D just looked at him. “Having a routine,” he said. “Same place, same time every day? Like walking around with a fucking target on your back.”
D was, Chance thought, beginning to sound uncomfortably like certain of his patients, the ones with delusional paranoia. He kept the observation to himself and nodded, as if to confirm the position’s fundamental soundness.
D waved toward the building at his back. “Stuff’s all back in there, is what I was about to say.”
“The stuff that was stolen?”
D nodded.
“You got it back?”
“That and then some.”
Chance waited.
“I needed to make it worth my while.”
Chance shook his head, imagining what that might mean. “You make it sound easy,” he said.
“Pretty easy.”
“They weren’t armed? They didn’t want to fight you for it?”
D shrugged. “The kid knew me.” He pulled the plastic top off his Diet Coke and examined the inside of the cup, apparently wanting to be sure that he’d gotten the last of it. “One of his pals thought he’d try his luck with a baseball bat.”
Chance laughed out loud. He was thinking about the BMW driver in the street, that and Detective Blackstone, entertaining his fantasies. “Not a good idea, you’re telling me.”

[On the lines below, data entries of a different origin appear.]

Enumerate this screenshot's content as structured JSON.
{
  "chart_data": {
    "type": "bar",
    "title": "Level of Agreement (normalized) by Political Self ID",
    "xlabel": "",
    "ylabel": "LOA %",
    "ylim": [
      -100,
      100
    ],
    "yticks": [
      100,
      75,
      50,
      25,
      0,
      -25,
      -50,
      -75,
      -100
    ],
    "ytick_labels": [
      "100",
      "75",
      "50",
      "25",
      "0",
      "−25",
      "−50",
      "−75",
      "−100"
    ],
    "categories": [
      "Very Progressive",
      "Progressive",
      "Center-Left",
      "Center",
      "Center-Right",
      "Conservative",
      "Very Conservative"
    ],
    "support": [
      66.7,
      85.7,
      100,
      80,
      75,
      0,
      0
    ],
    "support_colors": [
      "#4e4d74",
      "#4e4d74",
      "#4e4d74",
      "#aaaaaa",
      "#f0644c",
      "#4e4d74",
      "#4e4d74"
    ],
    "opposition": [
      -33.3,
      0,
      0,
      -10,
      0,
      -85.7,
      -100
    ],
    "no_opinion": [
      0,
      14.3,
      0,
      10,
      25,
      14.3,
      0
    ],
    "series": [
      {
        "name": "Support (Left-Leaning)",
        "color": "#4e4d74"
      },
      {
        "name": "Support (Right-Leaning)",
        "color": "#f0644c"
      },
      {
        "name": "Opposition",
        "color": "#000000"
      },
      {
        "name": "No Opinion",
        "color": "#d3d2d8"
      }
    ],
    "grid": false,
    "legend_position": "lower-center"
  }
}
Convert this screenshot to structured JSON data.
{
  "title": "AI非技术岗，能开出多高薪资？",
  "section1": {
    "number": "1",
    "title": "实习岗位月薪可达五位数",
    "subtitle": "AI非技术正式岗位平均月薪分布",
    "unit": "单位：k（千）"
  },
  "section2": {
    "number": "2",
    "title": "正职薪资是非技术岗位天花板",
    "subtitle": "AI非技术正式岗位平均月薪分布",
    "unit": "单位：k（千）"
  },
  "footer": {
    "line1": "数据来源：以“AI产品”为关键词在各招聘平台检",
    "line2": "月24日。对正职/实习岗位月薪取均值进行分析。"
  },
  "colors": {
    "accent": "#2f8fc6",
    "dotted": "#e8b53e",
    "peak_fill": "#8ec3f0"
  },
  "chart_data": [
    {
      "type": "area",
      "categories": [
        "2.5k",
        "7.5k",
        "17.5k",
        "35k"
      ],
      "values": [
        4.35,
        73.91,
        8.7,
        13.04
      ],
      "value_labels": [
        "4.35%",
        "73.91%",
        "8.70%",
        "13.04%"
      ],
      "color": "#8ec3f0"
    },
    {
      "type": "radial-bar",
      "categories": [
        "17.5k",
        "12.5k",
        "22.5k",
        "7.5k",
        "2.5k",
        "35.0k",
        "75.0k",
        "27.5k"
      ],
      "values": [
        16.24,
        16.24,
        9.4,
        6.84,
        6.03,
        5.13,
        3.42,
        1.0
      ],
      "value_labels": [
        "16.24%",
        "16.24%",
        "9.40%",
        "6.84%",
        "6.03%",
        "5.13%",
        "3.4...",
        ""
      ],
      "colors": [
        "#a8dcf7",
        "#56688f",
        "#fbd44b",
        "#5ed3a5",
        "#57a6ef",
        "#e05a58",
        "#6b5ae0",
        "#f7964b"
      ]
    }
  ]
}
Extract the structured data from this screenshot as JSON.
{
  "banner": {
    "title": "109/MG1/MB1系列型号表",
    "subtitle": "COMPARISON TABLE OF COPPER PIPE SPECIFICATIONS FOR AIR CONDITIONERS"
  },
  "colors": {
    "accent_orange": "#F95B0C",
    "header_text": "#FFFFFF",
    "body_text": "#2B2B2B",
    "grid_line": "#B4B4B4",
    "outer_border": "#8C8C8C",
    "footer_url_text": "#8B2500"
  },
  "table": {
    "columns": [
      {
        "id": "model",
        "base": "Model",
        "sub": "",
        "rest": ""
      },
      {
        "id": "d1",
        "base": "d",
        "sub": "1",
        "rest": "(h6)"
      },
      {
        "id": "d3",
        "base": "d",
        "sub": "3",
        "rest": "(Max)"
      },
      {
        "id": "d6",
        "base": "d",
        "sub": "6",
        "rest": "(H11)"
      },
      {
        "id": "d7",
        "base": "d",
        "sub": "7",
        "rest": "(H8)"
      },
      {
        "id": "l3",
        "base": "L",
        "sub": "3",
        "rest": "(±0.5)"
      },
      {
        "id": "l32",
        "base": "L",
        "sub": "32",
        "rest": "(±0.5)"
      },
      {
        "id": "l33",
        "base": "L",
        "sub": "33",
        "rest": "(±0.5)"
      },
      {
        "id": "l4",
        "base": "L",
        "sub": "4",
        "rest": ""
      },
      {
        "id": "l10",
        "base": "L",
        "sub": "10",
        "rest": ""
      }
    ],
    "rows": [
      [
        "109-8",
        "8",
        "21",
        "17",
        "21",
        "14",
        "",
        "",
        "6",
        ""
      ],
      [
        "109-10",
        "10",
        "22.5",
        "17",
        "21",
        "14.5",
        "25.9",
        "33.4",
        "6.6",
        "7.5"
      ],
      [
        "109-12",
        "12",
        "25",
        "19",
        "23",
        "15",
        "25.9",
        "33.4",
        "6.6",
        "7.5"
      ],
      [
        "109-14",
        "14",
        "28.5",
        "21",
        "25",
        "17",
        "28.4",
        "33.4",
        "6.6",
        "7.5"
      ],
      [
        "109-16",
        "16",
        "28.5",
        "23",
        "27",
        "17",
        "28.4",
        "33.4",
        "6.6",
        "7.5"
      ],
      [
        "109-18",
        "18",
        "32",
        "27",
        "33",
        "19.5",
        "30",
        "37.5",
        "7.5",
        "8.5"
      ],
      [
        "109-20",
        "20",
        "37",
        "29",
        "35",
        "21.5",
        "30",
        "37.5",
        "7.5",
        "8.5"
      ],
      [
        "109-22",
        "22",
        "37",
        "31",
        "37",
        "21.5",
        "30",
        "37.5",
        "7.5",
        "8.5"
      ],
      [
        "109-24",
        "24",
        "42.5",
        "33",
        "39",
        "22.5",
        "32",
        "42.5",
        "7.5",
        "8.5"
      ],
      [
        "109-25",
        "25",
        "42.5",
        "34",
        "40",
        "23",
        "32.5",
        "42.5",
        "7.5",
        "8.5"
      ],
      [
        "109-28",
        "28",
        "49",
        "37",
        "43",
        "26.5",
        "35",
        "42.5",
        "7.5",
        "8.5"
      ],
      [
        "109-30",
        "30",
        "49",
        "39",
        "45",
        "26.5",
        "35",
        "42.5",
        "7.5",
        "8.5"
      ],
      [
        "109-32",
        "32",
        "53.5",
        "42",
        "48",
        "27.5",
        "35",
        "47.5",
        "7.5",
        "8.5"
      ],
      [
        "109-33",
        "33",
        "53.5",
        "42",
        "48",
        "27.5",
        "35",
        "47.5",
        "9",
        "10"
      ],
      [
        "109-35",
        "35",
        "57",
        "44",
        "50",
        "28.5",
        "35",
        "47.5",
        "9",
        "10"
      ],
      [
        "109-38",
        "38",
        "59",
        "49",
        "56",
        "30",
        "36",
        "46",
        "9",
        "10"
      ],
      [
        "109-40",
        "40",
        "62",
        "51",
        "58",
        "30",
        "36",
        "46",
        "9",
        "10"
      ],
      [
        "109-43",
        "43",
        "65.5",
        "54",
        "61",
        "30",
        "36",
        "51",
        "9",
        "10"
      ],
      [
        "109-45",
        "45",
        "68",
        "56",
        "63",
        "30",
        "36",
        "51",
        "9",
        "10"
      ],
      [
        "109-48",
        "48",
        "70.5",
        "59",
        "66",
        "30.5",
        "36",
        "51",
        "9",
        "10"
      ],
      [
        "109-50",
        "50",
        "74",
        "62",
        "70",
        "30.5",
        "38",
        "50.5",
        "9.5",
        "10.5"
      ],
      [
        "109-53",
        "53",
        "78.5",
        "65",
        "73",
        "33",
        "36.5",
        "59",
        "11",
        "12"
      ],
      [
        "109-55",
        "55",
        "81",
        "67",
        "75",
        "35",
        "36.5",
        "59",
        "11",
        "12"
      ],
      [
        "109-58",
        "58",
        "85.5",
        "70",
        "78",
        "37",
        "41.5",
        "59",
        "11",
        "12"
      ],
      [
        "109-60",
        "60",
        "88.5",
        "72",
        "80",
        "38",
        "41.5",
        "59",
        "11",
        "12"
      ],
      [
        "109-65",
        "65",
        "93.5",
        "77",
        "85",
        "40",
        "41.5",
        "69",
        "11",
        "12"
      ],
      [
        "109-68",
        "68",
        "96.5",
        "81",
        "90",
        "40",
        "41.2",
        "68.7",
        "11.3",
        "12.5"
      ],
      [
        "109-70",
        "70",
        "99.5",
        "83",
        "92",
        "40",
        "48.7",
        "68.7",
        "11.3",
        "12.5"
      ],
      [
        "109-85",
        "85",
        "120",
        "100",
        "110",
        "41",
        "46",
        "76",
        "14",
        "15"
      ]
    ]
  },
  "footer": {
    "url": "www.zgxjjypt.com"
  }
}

“He should’ve stuck to baseballs.”
“So what then?”
D got to his feet, tossing his trash into a nearby Dumpster. “Then he went away,” D said, as matter-of-factly as ever.
Chance gave it a moment to see if D would say more, but D seemed done and was now peering into the Dumpster as if he’d found something there to interest him. “When you say he went away…” Chance started but let it drop. He was thinking maybe it was one of those “don’t ask, don’t tell” kind of things. And what, after all, did he know?
In the end, Chance signed his papers and left. Funny, he thought, once more in the street, preternaturally quiet, it seemed to him now, striking for its absence of loitering youth, how these little trips to the old furniture store could put a new slant on one’s day. He returned by way of city streets to his office to find Jaclyn Blackstone in his waiting room, staring pensively at the clouds beyond the window, a silver splint on her nose, bruises not unlike the old antiques dealer’s fading beneath her eyes, which for the first time, he noted, were a rather beautiful shade of golden brown, almost yellow, he thought, like those of a cat.